Las dinámicas espirituales de esta etapa final de nuestro recorrido, han puesto su acento en la búsqueda de la comunión con Dios, con los hermanos y con la creación. Ya no solo se trata de buscar a Dios, sino de participar con él de su vida… ya no solo se trata de realizar muchas acciones de caridad, para llevar adelante la misión del Hijo, sino de comulgar con él en su acción. Ya no solo se trata de entrar en comunión con Dios y con los demás, sino que hemos descubierto la importancia de entrar en comunión también con la creación, haciéndonos responsables de nuestro entorno. Desde esta perspectiva, se van abriendo propuestas espirituales que tienen un sentido más ecuménico, más abiertas al diálogo con otras religiones y otras culturas, centradas sobre todo en los más débiles de la sociedad, en los más pobres, en los marginados y rechazados de nuestra sociedad, estando atentos al surgimiento de nuevas subjetividades que se convierten en llamadas de Dios para construir la comunión.
Conclusión
En el intento por reconstruir la historia de la espiritualidad cristiana, hemos querido seguir la dinámica que se vive al interior de la misma Trinidad, entre el Dios-Padre Creador que está siempre dejándose buscar por el hombre, el Dios-Hijo que se revela en la historia a través de su misión y el Dios-Espíritu Santo, que construye permanentemente la comunión con Dios, con los demás y con la creación.
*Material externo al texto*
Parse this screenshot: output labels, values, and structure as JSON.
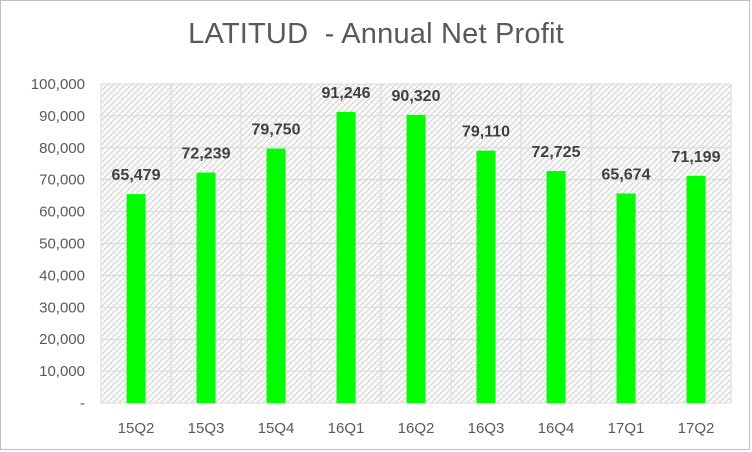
{
  "chart_data": {
    "type": "bar",
    "title": "LATITUD  - Annual Net Profit",
    "xlabel": "",
    "ylabel": "",
    "categories": [
      "15Q2",
      "15Q3",
      "15Q4",
      "16Q1",
      "16Q2",
      "16Q3",
      "16Q4",
      "17Q1",
      "17Q2"
    ],
    "values": [
      65479,
      72239,
      79750,
      91246,
      90320,
      79110,
      72725,
      65674,
      71199
    ],
    "value_labels": [
      "65,479",
      "72,239",
      "79,750",
      "91,246",
      "90,320",
      "79,110",
      "72,725",
      "65,674",
      "71,199"
    ],
    "ylim": [
      0,
      100000
    ],
    "y_ticks": [
      0,
      10000,
      20000,
      30000,
      40000,
      50000,
      60000,
      70000,
      80000,
      90000,
      100000
    ],
    "y_tick_labels": [
      "-",
      "10,000",
      "20,000",
      "30,000",
      "40,000",
      "50,000",
      "60,000",
      "70,000",
      "80,000",
      "90,000",
      "100,000"
    ],
    "grid": true,
    "legend": "none",
    "colors": {
      "bar": "#00ff00",
      "plot_background_hatch": "#d9d9d9",
      "gridline": "#d9d9d9",
      "text": "#595959",
      "data_label": "#404040"
    }
  }
}
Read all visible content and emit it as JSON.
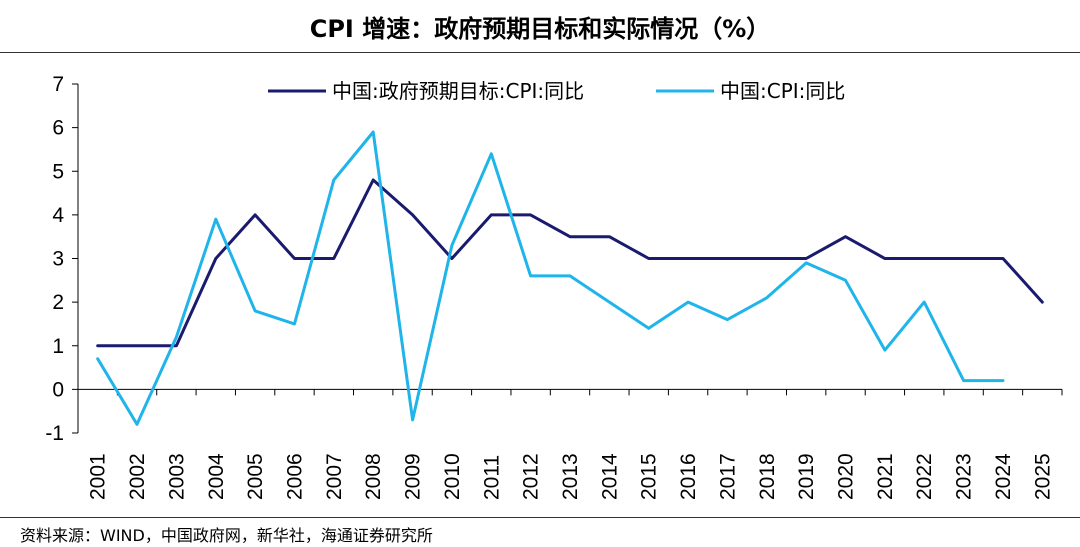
{
  "title": "CPI 增速：政府预期目标和实际情况（%）",
  "source": "资料来源：WIND，中国政府网，新华社，海通证券研究所",
  "chart_data": {
    "type": "line",
    "title": "CPI 增速：政府预期目标和实际情况（%）",
    "categories": [
      "2001",
      "2002",
      "2003",
      "2004",
      "2005",
      "2006",
      "2007",
      "2008",
      "2009",
      "2010",
      "2011",
      "2012",
      "2013",
      "2014",
      "2015",
      "2016",
      "2017",
      "2018",
      "2019",
      "2020",
      "2021",
      "2022",
      "2023",
      "2024",
      "2025"
    ],
    "ylim": [
      -1,
      7
    ],
    "yticks": [
      -1,
      0,
      1,
      2,
      3,
      4,
      5,
      6,
      7
    ],
    "legend_position": "top-center",
    "series": [
      {
        "name": "中国:政府预期目标:CPI:同比",
        "color": "#1a1a6e",
        "values": [
          1,
          1,
          1,
          3,
          4,
          3,
          3,
          4.8,
          4,
          3,
          4,
          4,
          3.5,
          3.5,
          3,
          3,
          3,
          3,
          3,
          3.5,
          3,
          3,
          3,
          3,
          2
        ]
      },
      {
        "name": "中国:CPI:同比",
        "color": "#1fb4ea",
        "values": [
          0.7,
          -0.8,
          1.2,
          3.9,
          1.8,
          1.5,
          4.8,
          5.9,
          -0.7,
          3.3,
          5.4,
          2.6,
          2.6,
          2.0,
          1.4,
          2.0,
          1.6,
          2.1,
          2.9,
          2.5,
          0.9,
          2.0,
          0.2,
          0.2,
          null
        ]
      }
    ]
  }
}
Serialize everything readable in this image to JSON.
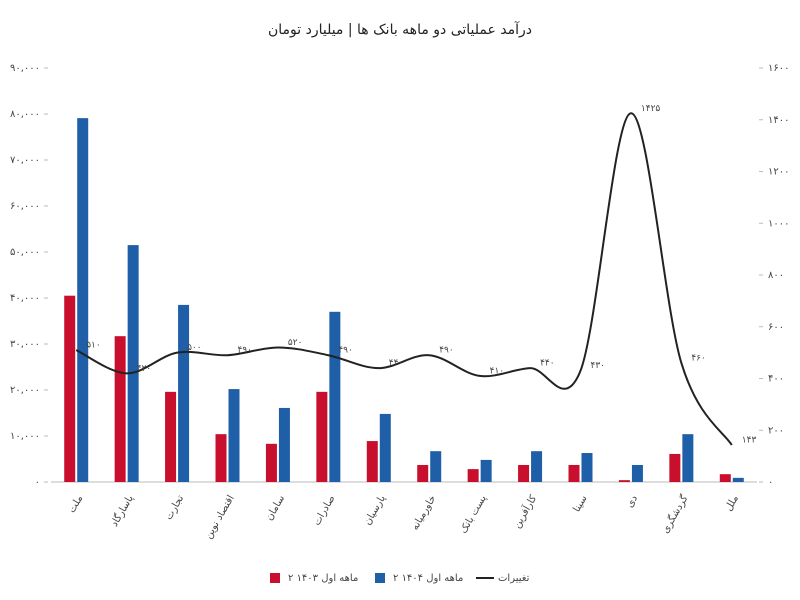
{
  "chart_data": {
    "type": "bar-line",
    "title": "درآمد عملیاتی دو ماهه بانک ها | میلیارد تومان",
    "categories": [
      "ملت",
      "پاسارگاد",
      "تجارت",
      "اقتصاد نوین",
      "سامان",
      "صادرات",
      "پارسیان",
      "خاورمیانه",
      "پست بانک",
      "کارآفرین",
      "سینا",
      "دی",
      "گردشگری",
      "ملل"
    ],
    "series": [
      {
        "name": "۲ ماهه اول ۱۴۰۳",
        "color": "#c8102e",
        "type": "bar",
        "values": [
          40500,
          31700,
          19600,
          10400,
          8300,
          19600,
          8900,
          3700,
          2800,
          3700,
          3700,
          400,
          6100,
          1700
        ]
      },
      {
        "name": "۲ ماهه اول ۱۴۰۴",
        "color": "#1f5fa8",
        "type": "bar",
        "values": [
          79100,
          51500,
          38500,
          20200,
          16100,
          37000,
          14800,
          6700,
          4800,
          6700,
          6300,
          3700,
          10400,
          900
        ]
      },
      {
        "name": "تغییرات",
        "color": "#222222",
        "type": "line",
        "axis": "y2",
        "values": [
          510,
          420,
          500,
          490,
          520,
          490,
          440,
          490,
          410,
          440,
          430,
          1425,
          460,
          143
        ],
        "value_labels": [
          "۵۱۰",
          "۴۲۰",
          "۵۰۰",
          "۴۹۰",
          "۵۲۰",
          "۴۹۰",
          "۴۴۰",
          "۴۹۰",
          "۴۱۰",
          "۴۴۰",
          "۴۳۰",
          "۱۴۲۵",
          "۴۶۰",
          "۱۴۳"
        ]
      }
    ],
    "ylim": [
      0,
      90000
    ],
    "yticks": [
      {
        "value": 0,
        "label": "۰"
      },
      {
        "value": 10000,
        "label": "۱۰,۰۰۰"
      },
      {
        "value": 20000,
        "label": "۲۰,۰۰۰"
      },
      {
        "value": 30000,
        "label": "۳۰,۰۰۰"
      },
      {
        "value": 40000,
        "label": "۴۰,۰۰۰"
      },
      {
        "value": 50000,
        "label": "۵۰,۰۰۰"
      },
      {
        "value": 60000,
        "label": "۶۰,۰۰۰"
      },
      {
        "value": 70000,
        "label": "۷۰,۰۰۰"
      },
      {
        "value": 80000,
        "label": "۸۰,۰۰۰"
      },
      {
        "value": 90000,
        "label": "۹۰,۰۰۰"
      }
    ],
    "y2lim": [
      0,
      1600
    ],
    "y2ticks": [
      {
        "value": 0,
        "label": "۰"
      },
      {
        "value": 200,
        "label": "۲۰۰"
      },
      {
        "value": 400,
        "label": "۴۰۰"
      },
      {
        "value": 600,
        "label": "۶۰۰"
      },
      {
        "value": 800,
        "label": "۸۰۰"
      },
      {
        "value": 1000,
        "label": "۱۰۰۰"
      },
      {
        "value": 1200,
        "label": "۱۲۰۰"
      },
      {
        "value": 1400,
        "label": "۱۴۰۰"
      },
      {
        "value": 1600,
        "label": "۱۶۰۰"
      }
    ],
    "legend": "bottom"
  }
}
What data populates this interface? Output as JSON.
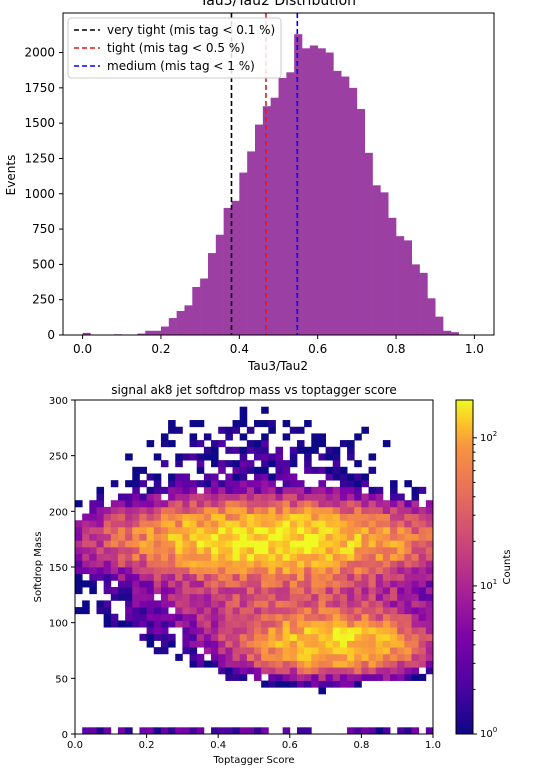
{
  "chart_data": [
    {
      "type": "bar",
      "title": "Tau3/Tau2 Distribution",
      "xlabel": "Tau3/Tau2",
      "ylabel": "Events",
      "xlim": [
        -0.05,
        1.05
      ],
      "ylim": [
        0,
        2280
      ],
      "xticks": [
        0.0,
        0.2,
        0.4,
        0.6,
        0.8,
        1.0
      ],
      "xtick_labels": [
        "0.0",
        "0.2",
        "0.4",
        "0.6",
        "0.8",
        "1.0"
      ],
      "yticks": [
        0,
        250,
        500,
        750,
        1000,
        1250,
        1500,
        1750,
        2000
      ],
      "ytick_labels": [
        "0",
        "250",
        "500",
        "750",
        "1000",
        "1250",
        "1500",
        "1750",
        "2000"
      ],
      "bar_color": "#9c3fa3",
      "bin_width": 0.02,
      "bins_x": [
        0.0,
        0.02,
        0.04,
        0.06,
        0.08,
        0.1,
        0.12,
        0.14,
        0.16,
        0.18,
        0.2,
        0.22,
        0.24,
        0.26,
        0.28,
        0.3,
        0.32,
        0.34,
        0.36,
        0.38,
        0.4,
        0.42,
        0.44,
        0.46,
        0.48,
        0.5,
        0.52,
        0.54,
        0.56,
        0.58,
        0.6,
        0.62,
        0.64,
        0.66,
        0.68,
        0.7,
        0.72,
        0.74,
        0.76,
        0.78,
        0.8,
        0.82,
        0.84,
        0.86,
        0.88,
        0.9,
        0.92,
        0.94,
        0.96,
        0.98
      ],
      "values": [
        15,
        0,
        0,
        0,
        5,
        0,
        0,
        10,
        30,
        30,
        60,
        120,
        170,
        210,
        340,
        400,
        580,
        710,
        900,
        950,
        1150,
        1300,
        1490,
        1620,
        1680,
        1820,
        1860,
        2130,
        2030,
        2050,
        2030,
        2000,
        1870,
        1830,
        1750,
        1600,
        1290,
        1060,
        1010,
        830,
        700,
        670,
        500,
        440,
        260,
        130,
        30,
        20,
        0,
        0
      ],
      "vlines": [
        {
          "name": "very tight (mis tag < 0.1 %)",
          "x": 0.38,
          "color": "#000000"
        },
        {
          "name": "tight (mis tag < 0.5 %)",
          "x": 0.468,
          "color": "#e31a1c"
        },
        {
          "name": "medium (mis tag < 1 %)",
          "x": 0.548,
          "color": "#0000ff"
        }
      ],
      "legend_loc": "upper-left"
    },
    {
      "type": "heatmap",
      "title": "signal ak8 jet softdrop mass vs toptagger score",
      "xlabel": "Toptagger Score",
      "ylabel": "Softdrop Mass",
      "xlim": [
        0.0,
        1.0
      ],
      "ylim": [
        0,
        300
      ],
      "xticks": [
        0.0,
        0.2,
        0.4,
        0.6,
        0.8,
        1.0
      ],
      "xtick_labels": [
        "0.0",
        "0.2",
        "0.4",
        "0.6",
        "0.8",
        "1.0"
      ],
      "yticks": [
        0,
        50,
        100,
        150,
        200,
        250,
        300
      ],
      "ytick_labels": [
        "0",
        "50",
        "100",
        "150",
        "200",
        "250",
        "300"
      ],
      "bins": [
        50,
        50
      ],
      "log_color_scale": true,
      "colorbar_label": "Counts",
      "colorbar_range": [
        1,
        180
      ],
      "colorbar_ticks": [
        "10^0",
        "10^1",
        "10^2"
      ],
      "colormap": "plasma",
      "missing_color": "#ffffff",
      "counts_description": "counts concentrated in band near mass 175 for score 0.25-0.85 (peak ~150) and second band near mass 80 for score 0.55-0.9 (peak ~120); sparse row at mass 0-5 across scores"
    }
  ]
}
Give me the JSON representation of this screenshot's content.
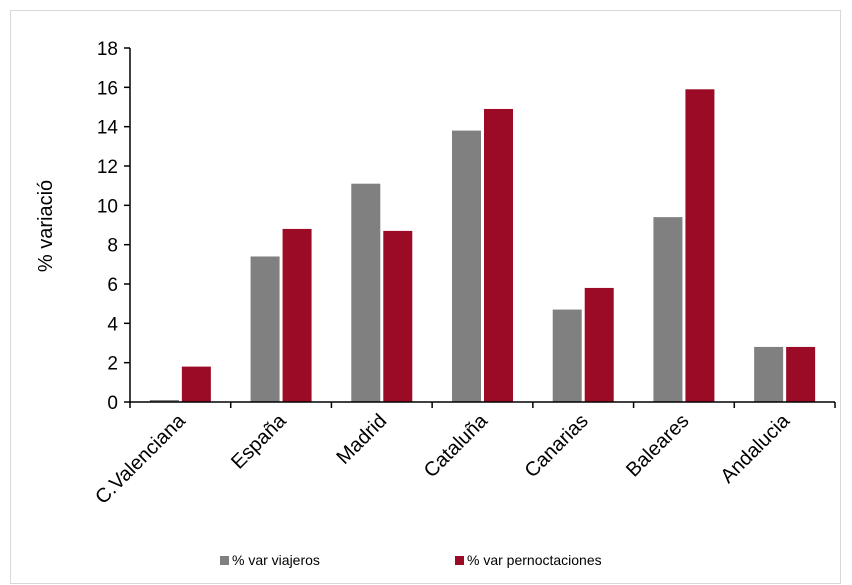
{
  "chart_data": {
    "type": "bar",
    "ylabel": "% variació",
    "xlabel": "",
    "ylim": [
      0,
      18
    ],
    "yticks": [
      0,
      2,
      4,
      6,
      8,
      10,
      12,
      14,
      16,
      18
    ],
    "grid": false,
    "legend_position": "bottom",
    "categories": [
      "C.Valenciana",
      "España",
      "Madrid",
      "Cataluña",
      "Canarias",
      "Baleares",
      "Andalucia"
    ],
    "series": [
      {
        "name": "% var viajeros",
        "color": "#808080",
        "values": [
          0.1,
          7.4,
          11.1,
          13.8,
          4.7,
          9.4,
          2.8
        ]
      },
      {
        "name": "% var pernoctaciones",
        "color": "#9b0b25",
        "values": [
          1.8,
          8.8,
          8.7,
          14.9,
          5.8,
          15.9,
          2.8
        ]
      }
    ]
  }
}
Estamos convencidos de que esta dinámica de Dios, puede ayudar a entender la historia de la espiritualidad cristiana, pero no puede encerrarla de modo definitivo. El Dios que nos busca y que se deja buscar, ha estado y estará siempre presente a lo largo de la historia que hemos intentado recoger. El Dios que invita a compartir su misión, especialmente atendiendo de modo preferencial a los miembros más heridos del cuerpo de Cristo, siempre necesitará de nuestro apoyo para continuar esa tarea inmensa de sanar a los más débiles y dar vida a los que lo necesitan. El Dios que construye siempre la comunidad y que nos hace instrumentos suyos para realizar esta comunión en medio del mundo, con él mismo, con los demás y con toda la creación, siempre estará trabajando en nosotros y con nosotros en esta obra.
Herman Rodriguez Ozorio, SJ. Pontificia Universidad Javeriana. Texto original castellano.